= Robert Steinberg =

Jewish Canadian mathematician

Robert Steinberg (May 25, 1922, Soroca, Bessarabia, Romania (present-day Moldova) – May 25, 2014) was a mathematician at the University of California, Los Angeles.

He introduced the Steinberg representation, the Lang–Steinberg theorem, the Steinberg group in algebraic K-theory, Steinberg's formula in representation theory, and the Steinberg groups in Lie theory that yield finite simple groups over finite fields.

==Biography==
Born in Soroca (then in the Kingdom of Romania, today in Moldova), Steinberg's parents settled in Canada very soon after his birth.

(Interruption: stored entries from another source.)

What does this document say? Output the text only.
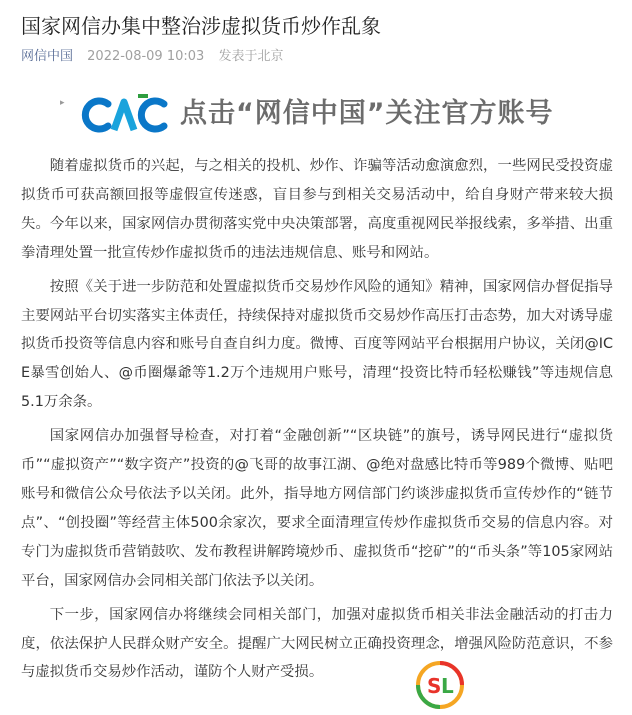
国家网信办集中整治涉虚拟货币炒作乱象
网信中国 2022-08-09 10:03 发表于北京
▸	点击“网信中国”关注官方账号

随着虚拟货币的兴起，与之相关的投机、炒作、诈骗等活动愈演愈烈，一些网民受投资虚拟货币可获高额回报等虚假宣传迷惑，盲目参与到相关交易活动中，给自身财产带来较大损失。今年以来，国家网信办贯彻落实党中央决策部署，高度重视网民举报线索，多举措、出重拳清理处置一批宣传炒作虚拟货币的违法违规信息、账号和网站。

按照《关于进一步防范和处置虚拟货币交易炒作风险的通知》精神，国家网信办督促指导主要网站平台切实落实主体责任，持续保持对虚拟货币交易炒作高压打击态势，加大对诱导虚拟货币投资等信息内容和账号自查自纠力度。微博、百度等网站平台根据用户协议，关闭@ICE暴雪创始人、@币圈爆爺等1.2万个违规用户账号，清理“投资比特币轻松赚钱”等违规信息5.1万余条。

国家网信办加强督导检查，对打着“金融创新”“区块链”的旗号，诱导网民进行“虚拟货币”“虚拟资产”“数字资产”投资的@飞哥的故事江湖、@绝对盘感比特币等989个微博、贴吧账号和微信公众号依法予以关闭。此外，指导地方网信部门约谈涉虚拟货币宣传炒作的“链节点”、“创投圈”等经营主体500余家次，要求全面清理宣传炒作虚拟货币交易的信息内容。对专门为虚拟货币营销鼓吹、发布教程讲解跨境炒币、虚拟货币“挖矿”的“币头条”等105家网站平台，国家网信办会同相关部门依法予以关闭。

下一步，国家网信办将继续会同相关部门，加强对虚拟货币相关非法金融活动的打击力度，依法保护人民群众财产安全。提醒广大网民树立正确投资理念，增强风险防范意识，不参与虚拟货币交易炒作活动，谨防个人财产受损。

S L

Steinberg studied under Richard Brauer and he received his Ph.D. in mathematics from the University of Toronto in 1948. Steinberg joined the Mathematics Department at UCLA the same year. He retired from UCLA in 1992.

==Awards==
Steinberg was an invited speaker at the International Congress of Mathematicians in 1966, won the Steele Prize in 1985, was elected to the United States National Academy of Sciences in 1985, and won the Jeffery–Williams Prize in 1990. In 2003, the Journal of Algebra published a special issue to celebrate Robert Steinberg's 80th birthday.

I have had a good life.
— – Robert Steinberg

==Selected publications==
- Steinberg, R. (1951). "A geometric approach to the representations of the full linear group over a Galois field"
- Steinberg, Robert (1959). "Finite reflection groups"
- Steinberg, Robert (1961). "A general Clebsch–Gordan theorem"
- Steinberg, Robert (1962). "Complete sets of representations of algebras"
- Steinberg, Robert (1962). "A closure property of sets of vectors"
- Steinberg, Robert (1962). "Générateurs, relations et revêtements de groupes algébriques"
- "Differential equations invariant under finite reflections" (1964)
- Steinberg, Robert (2017). "Lectures on Chevalley groups"
- Steinberg, Robert (1974). "Conjugacy classes in algebraic groups"
- Steinberg, Robert (1988). "An occurrence of the Robinson-Schensted correspondence"
- R. Steinberg, Collected Papers, Amer. Math. Soc. (1997), ISBN 0-8218-0576-2.